How many of us document our physical pleasures? Calm down. I am not talking about those naughty home videos now hidden under your bed. No one wants to see them. I mean the kind of vibrant physicality that interests Monaghan: the sheer sensation of health. I felt something like it a few days ago, while sprinting during a spin class. I closed my eyes and savoured the intensity of my muscles and their movement. This experience was not about how I looked; nor was it about bodily mastery, an argument used by many sociologists (yes I have been culling through the soc database lately) to explain the attraction of intense exercise. It was about being a body, a body that was insistently present, but in a good and expansive rather than limiting way.

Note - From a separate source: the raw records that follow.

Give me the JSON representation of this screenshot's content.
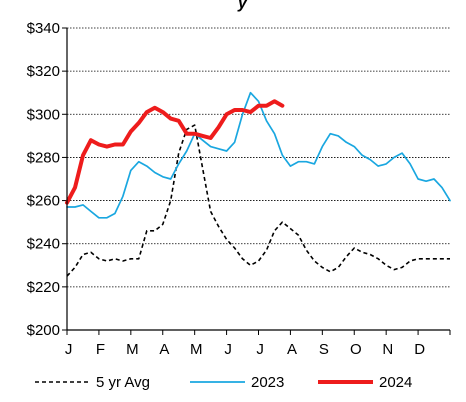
{
  "chart_data": {
    "type": "line",
    "title_fragment": "y",
    "xlabel": "",
    "ylabel": "",
    "x_labels": [
      "J",
      "F",
      "M",
      "A",
      "M",
      "J",
      "J",
      "A",
      "S",
      "O",
      "N",
      "D"
    ],
    "x_range": [
      0,
      12
    ],
    "ylim": [
      200,
      340
    ],
    "y_ticks": [
      200,
      220,
      240,
      260,
      280,
      300,
      320,
      340
    ],
    "y_tick_labels": [
      "$200",
      "$220",
      "$240",
      "$260",
      "$280",
      "$300",
      "$320",
      "$340"
    ],
    "grid": "horizontal-dotted",
    "legend_position": "bottom",
    "series": [
      {
        "name": "5 yr Avg",
        "color": "#000000",
        "style": "dashed",
        "x": [
          0.0,
          0.25,
          0.5,
          0.75,
          1.0,
          1.25,
          1.5,
          1.75,
          2.0,
          2.25,
          2.5,
          2.75,
          3.0,
          3.25,
          3.5,
          3.75,
          4.0,
          4.25,
          4.5,
          4.75,
          5.0,
          5.25,
          5.5,
          5.75,
          6.0,
          6.25,
          6.5,
          6.75,
          7.0,
          7.25,
          7.5,
          7.75,
          8.0,
          8.25,
          8.5,
          8.75,
          9.0,
          9.25,
          9.5,
          9.75,
          10.0,
          10.25,
          10.5,
          10.75,
          11.0,
          11.25,
          11.5,
          11.75,
          12.0
        ],
        "values": [
          225,
          229,
          235,
          236,
          233,
          232,
          233,
          232,
          233,
          233,
          246,
          246,
          249,
          260,
          282,
          293,
          295,
          275,
          255,
          248,
          242,
          238,
          233,
          230,
          232,
          237,
          246,
          250,
          247,
          244,
          237,
          232,
          229,
          227,
          229,
          234,
          238,
          236,
          235,
          233,
          230,
          228,
          229,
          232,
          233,
          233,
          233,
          233,
          233
        ]
      },
      {
        "name": "2023",
        "color": "#1aa7e0",
        "style": "solid",
        "x": [
          0.0,
          0.25,
          0.5,
          0.75,
          1.0,
          1.25,
          1.5,
          1.75,
          2.0,
          2.25,
          2.5,
          2.75,
          3.0,
          3.25,
          3.5,
          3.75,
          4.0,
          4.25,
          4.5,
          4.75,
          5.0,
          5.25,
          5.5,
          5.75,
          6.0,
          6.25,
          6.5,
          6.75,
          7.0,
          7.25,
          7.5,
          7.75,
          8.0,
          8.25,
          8.5,
          8.75,
          9.0,
          9.25,
          9.5,
          9.75,
          10.0,
          10.25,
          10.5,
          10.75,
          11.0,
          11.25,
          11.5,
          11.75,
          12.0
        ],
        "values": [
          257,
          257,
          258,
          255,
          252,
          252,
          254,
          262,
          274,
          278,
          276,
          273,
          271,
          270,
          277,
          283,
          291,
          288,
          285,
          284,
          283,
          287,
          300,
          310,
          306,
          297,
          291,
          281,
          276,
          278,
          278,
          277,
          285,
          291,
          290,
          287,
          285,
          281,
          279,
          276,
          277,
          280,
          282,
          277,
          270,
          269,
          270,
          266,
          260
        ]
      },
      {
        "name": "2024",
        "color": "#ee1c1c",
        "style": "solid-thick",
        "x": [
          0.0,
          0.25,
          0.5,
          0.75,
          1.0,
          1.25,
          1.5,
          1.75,
          2.0,
          2.25,
          2.5,
          2.75,
          3.0,
          3.25,
          3.5,
          3.75,
          4.0,
          4.25,
          4.5,
          4.75,
          5.0,
          5.25,
          5.5,
          5.75,
          6.0,
          6.25,
          6.5,
          6.75
        ],
        "values": [
          259,
          266,
          281,
          288,
          286,
          285,
          286,
          286,
          292,
          296,
          301,
          303,
          301,
          298,
          297,
          291,
          291,
          290,
          289,
          294,
          300,
          302,
          302,
          301,
          304,
          304,
          306,
          304
        ]
      }
    ]
  }
}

Monaghan argues that weight lifting provides such an experience of pleasure. He claims that: ‘For individuals embroiled in the positive moment of bodybuilding, such activity is beneficial to mental, physical and/or social health.’ I found this statement to be a breath of fresh air when I read it this morning while sitting in my local bistro, drinking a cup of coconut cream flavoured coffee, an admission that is somewhat embarrassing. Many other scholars have linked bodybuilding with masculinity in crisis, desperate attempts to manage neuroses (neuroses should be treasured and not eradicated in my opinion, a topic for a later blog), or efforts to control the unruly body. As I mentioned in the previous post, I think bodybuilding pursues failure, broadly defined, rather than simply embracing a rigid kind of discipline. In any case, these accounts focus primarily on the bodies of men, especially those of gay male bodybuilders. When scholars consider female bodybuilding they contend that competitive heavyweight women defy gendered categories, while average women such as myself strive to conform to dominant norms of feminine beauty. Now that might be partly true, but wouldn’t there be easier ways to do that? Please post any suggestions you might have…

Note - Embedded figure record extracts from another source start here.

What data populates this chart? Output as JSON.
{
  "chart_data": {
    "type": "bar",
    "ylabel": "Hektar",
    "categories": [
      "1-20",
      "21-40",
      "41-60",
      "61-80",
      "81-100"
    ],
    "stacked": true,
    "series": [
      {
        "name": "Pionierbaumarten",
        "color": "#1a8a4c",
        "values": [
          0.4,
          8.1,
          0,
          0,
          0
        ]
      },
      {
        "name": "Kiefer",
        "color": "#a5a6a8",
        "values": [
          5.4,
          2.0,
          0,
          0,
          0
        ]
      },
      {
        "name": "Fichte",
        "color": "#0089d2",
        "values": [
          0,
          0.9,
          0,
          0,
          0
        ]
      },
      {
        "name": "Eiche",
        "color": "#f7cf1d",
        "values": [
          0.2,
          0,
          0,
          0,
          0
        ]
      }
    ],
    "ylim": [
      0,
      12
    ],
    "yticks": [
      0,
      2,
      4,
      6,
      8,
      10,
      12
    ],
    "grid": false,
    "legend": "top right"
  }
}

Of course the very definition of health differs historically and culturally, and these definitions inform our embodied experiences. In the dominant culture of the western world, health is regularly defined as looking good. Being healthy essentially means looking healthy, which involves appearing to be young and sexy. So bodybuilding is indeed one way to achieve that look, making it a normalizing practice that will produce positive social feedback in a multitude of contexts–as long as you don’t go too far and become obsessed. The acceptable limits on working out are equally culturally defined. One article I read, by psychology types who like to pretend they are doing something scientific by producing lots of graphs, assumed that going to the gym three times per week was reasonable, while five times per week constituted obsessive behaviour. Sounds dubious to me, but it was reported in chart form, so it must be true.
Has health regularly been conflated in the western world with the appearance of health? Maybe. It seems like appearance was key during the early modern period, when the French King Louis XIV had to prove that he had recovered from disease by walking in public, riding a horse for all to see, and eating huge meals before an audience. He was obliged to demonstrate that his body could perform these activities in order to bolster his rule. It is my original idea that official royal portraits (and likely other kinds too) were in large part representations of physical health and thus evidence used to justify the monarchy. In some ways, this understanding of portraits has not changed, as they assert corporeal well being, among other things. At the same time, displays of physical fitness and health are linked with power even today; those who look healthy are more likely to be trusted and believed.